The panel also affirms summary judgment on a retaliatory termination claim, holding that the record established as a matter of law that the termination was motivated by the employee’s refusal to submit to a mental health examination. But it reverses summary judgment on a second retaliation claim, based on her transfer to worse conditions after complaining to management about the harassment, finding that the reassignment to a position with no work to do could (to a jury) be reasonably deemed a demotion.

EEOC v. Baltimore County, No. 09-1688 (4th Cir. June 28, 2010): Employees in Baltimore County hired at age 59 or younger join an Employment Retirement System (ERS) to which they contribute.  According to the opinion, “All employees must contribute a percentage of their salary to the ERS, but that percentage varies based on the employee’s age at the time the employee joins the system. § 5-1-203(1). For example, employees who join the ERS at age forty contribute 5.57% of their salary to the ERS, while employees who join at age twenty need only contribute 4.42%.”

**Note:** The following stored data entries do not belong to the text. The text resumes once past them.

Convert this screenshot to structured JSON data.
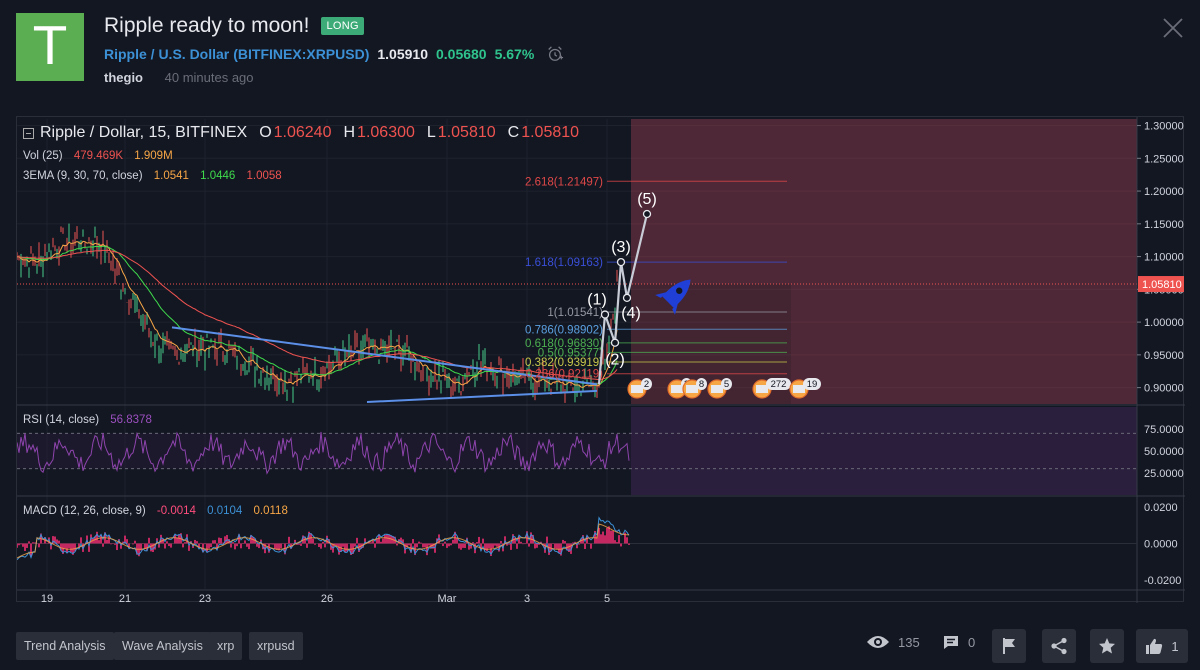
{
  "idea": {
    "avatar_letter": "T",
    "title": "Ripple ready to moon!",
    "badge": "LONG",
    "symbol_name": "Ripple / U.S. Dollar",
    "symbol_exchange": "(BITFINEX:XRPUSD)",
    "price": "1.05910",
    "change": "0.05680",
    "change_pct": "5.67%",
    "author": "thegio",
    "posted": "40 minutes ago",
    "icons": {
      "alarm": "alarm-clock-icon",
      "close": "close-icon"
    }
  },
  "legend": {
    "main_title": "Ripple / Dollar, 15, BITFINEX",
    "ohlc": [
      {
        "k": "O",
        "v": "1.06240"
      },
      {
        "k": "H",
        "v": "1.06300"
      },
      {
        "k": "L",
        "v": "1.05810"
      },
      {
        "k": "C",
        "v": "1.05810"
      }
    ],
    "vol_label": "Vol (25)",
    "vol_v1": "479.469K",
    "vol_v2": "1.909M",
    "ema_label": "3EMA (9, 30, 70, close)",
    "ema_v1": "1.0541",
    "ema_v2": "1.0446",
    "ema_v3": "1.0058",
    "rsi_label": "RSI (14, close)",
    "rsi_v": "56.8378",
    "macd_label": "MACD (12, 26, close, 9)",
    "macd_v1": "-0.0014",
    "macd_v2": "0.0104",
    "macd_v3": "0.0118"
  },
  "chart_data": {
    "type": "line",
    "symbol": "XRPUSD",
    "interval": "15",
    "price_axis_ticks": [
      "1.30000",
      "1.25000",
      "1.20000",
      "1.15000",
      "1.10000",
      "1.05000",
      "1.00000",
      "0.95000",
      "0.90000"
    ],
    "last_price_label": "1.05810",
    "ylim": [
      0.875,
      1.31
    ],
    "x_tick_labels": [
      "19",
      "21",
      "23",
      "26",
      "Mar",
      "3",
      "5"
    ],
    "rsi_ticks": [
      "75.0000",
      "50.0000",
      "25.0000"
    ],
    "macd_ticks": [
      "0.0200",
      "0.0000",
      "-0.0200"
    ],
    "fib_levels": [
      {
        "label": "2.618(1.21497)",
        "value": 1.21497,
        "color": "#e04848"
      },
      {
        "label": "1.618(1.09163)",
        "value": 1.09163,
        "color": "#3a4fd8"
      },
      {
        "label": "1(1.01541)",
        "value": 1.01541,
        "color": "#9598a1"
      },
      {
        "label": "0.786(0.98902)",
        "value": 0.98902,
        "color": "#5aa0e0"
      },
      {
        "label": "0.618(0.96830)",
        "value": 0.9683,
        "color": "#4cb050"
      },
      {
        "label": "0.5(0.95377)",
        "value": 0.95377,
        "color": "#4cb050"
      },
      {
        "label": "0.382(0.93919)",
        "value": 0.93919,
        "color": "#c8c84a"
      },
      {
        "label": "0.236(0.92119)",
        "value": 0.92119,
        "color": "#e04848"
      }
    ],
    "wave_labels": [
      "(1)",
      "(2)",
      "(3)",
      "(4)",
      "(5)"
    ],
    "wave_points": [
      {
        "label": "(1)",
        "price": 1.0115
      },
      {
        "label": "(2)",
        "price": 0.9685
      },
      {
        "label": "(3)",
        "price": 1.0916
      },
      {
        "label": "(4)",
        "price": 1.037
      },
      {
        "label": "(5)",
        "price": 1.165
      }
    ],
    "event_counts": [
      "2",
      "2",
      "8",
      "5",
      "272",
      "19"
    ]
  },
  "tags": [
    "Trend Analysis",
    "Wave Analysis",
    "xrp",
    "xrpusd"
  ],
  "stats": {
    "views": "135",
    "comments": "0",
    "likes": "1"
  },
  "icons": {
    "views": "eye-icon",
    "comments": "comment-icon",
    "flag": "flag-icon",
    "share": "share-icon",
    "favorite": "star-icon",
    "like": "thumbs-up-icon",
    "rocket": "rocket-icon"
  }
}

The EEOC challenged the age-biased differential, and the Fourth Circuit holds that on a truncated record there was a triable issue of fact about the motivation for this policy.  The district court granted summary judgment based, according to the Fourth Circuit, on a misapprehension of the policy.  The district court believed that the policy was financially (rather than age) motivated because older employees would have less time to make contributions. But the panel notes that

“under the express terms of the ERS, two new-hires with the same number of years until retirement age, and therefore the same time value of money, can be required to pay different contributions into the ERS. For example, if a twenty-year-old new-hire and a forty-year-old new-hire enroll in the ERS as correctional officers at the same time, they have the same number of years until retirement eligibility. However, the forty-year-old must contribute 5.57% of his annual salary while the twenty-year-old need only contribute 4.42%. This disparity is not justified by the time value of money because both employees contribute for the same twenty years.”

The panel remands for argument over whether the policy is “justified by permissible financial considerations,” or whether it is invalid for two reasons not previously advanced by the EEOC, i.e., “(1) it reduces older workers wages because of their age and (2) it violates 29 C.F.R. § 1625.10(d)(4)(i).”

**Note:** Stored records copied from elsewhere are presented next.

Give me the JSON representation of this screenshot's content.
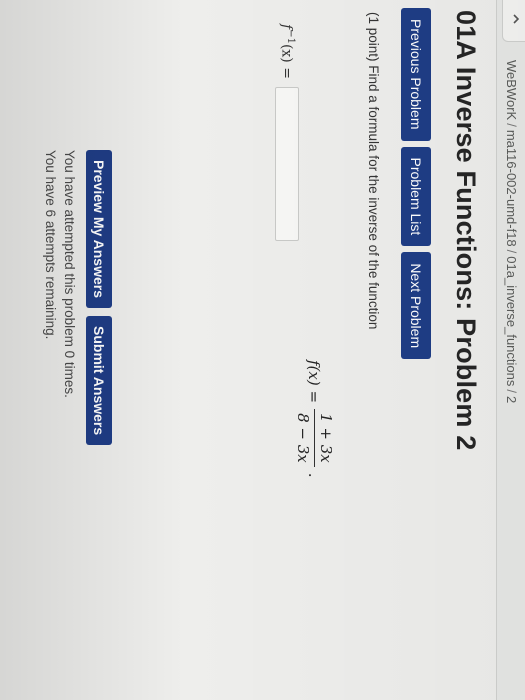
{
  "breadcrumb": {
    "items": [
      "WeBWorK",
      "ma116-002-umd-f18",
      "01a_inverse_functions",
      "2"
    ],
    "separator": "/"
  },
  "page_title": "01A Inverse Functions: Problem 2",
  "nav": {
    "previous": "Previous Problem",
    "list": "Problem List",
    "next": "Next Problem"
  },
  "problem": {
    "statement": "(1 point) Find a formula for the inverse of the function",
    "formula_lhs": "f(x) =",
    "numerator": "1 + 3x",
    "denominator": "8 − 3x",
    "formula_end": ".",
    "answer_label_f": "f",
    "answer_label_sup": "−1",
    "answer_label_rest": "(x) =",
    "answer_value": ""
  },
  "actions": {
    "preview": "Preview My Answers",
    "submit": "Submit Answers"
  },
  "status": {
    "attempted": "You have attempted this problem 0 times.",
    "remaining": "You have 6 attempts remaining."
  },
  "colors": {
    "button_bg": "#1f3d86",
    "button_text": "#ffffff",
    "page_bg": "#eeeeec"
  },
  "icons": {
    "home": "home-icon"
  }
}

Thompson v. North American Stainless, LP, No. 09-291 (U.S. S. Ct. June 29, 2010):  Last year, the Sixth Circuit held 10-6 en banc that Title VII does not provide a direct cause of action for victims of third-party retaliation, when they themselves did not oppose or participate in proceedings against discrimination. In this case, the company fired the fiancee of the employee who filed a sex-discrimination charge with the EEOC, allegedly in retaliation. (See my prior blog posts on this case here and here.) The issue was not whether the employee who filed the EEOC charge could bring such a claim (the answer, presumably, would be “yes”), but whether the fiancee himself could do so in his own name. The Supreme Court granted cert in this case and will presumably decide the issue next term.  Following the lead of Robinson v. Shell Oil Co., 519 U.S. 337 (1997) (a unanimous decision signed by Justice Thomas), my surmise is that the Supreme Court should and will construe § 704(a) expansively and hold that there is liability to third-parties who are collaterally injured by a Title VII violation.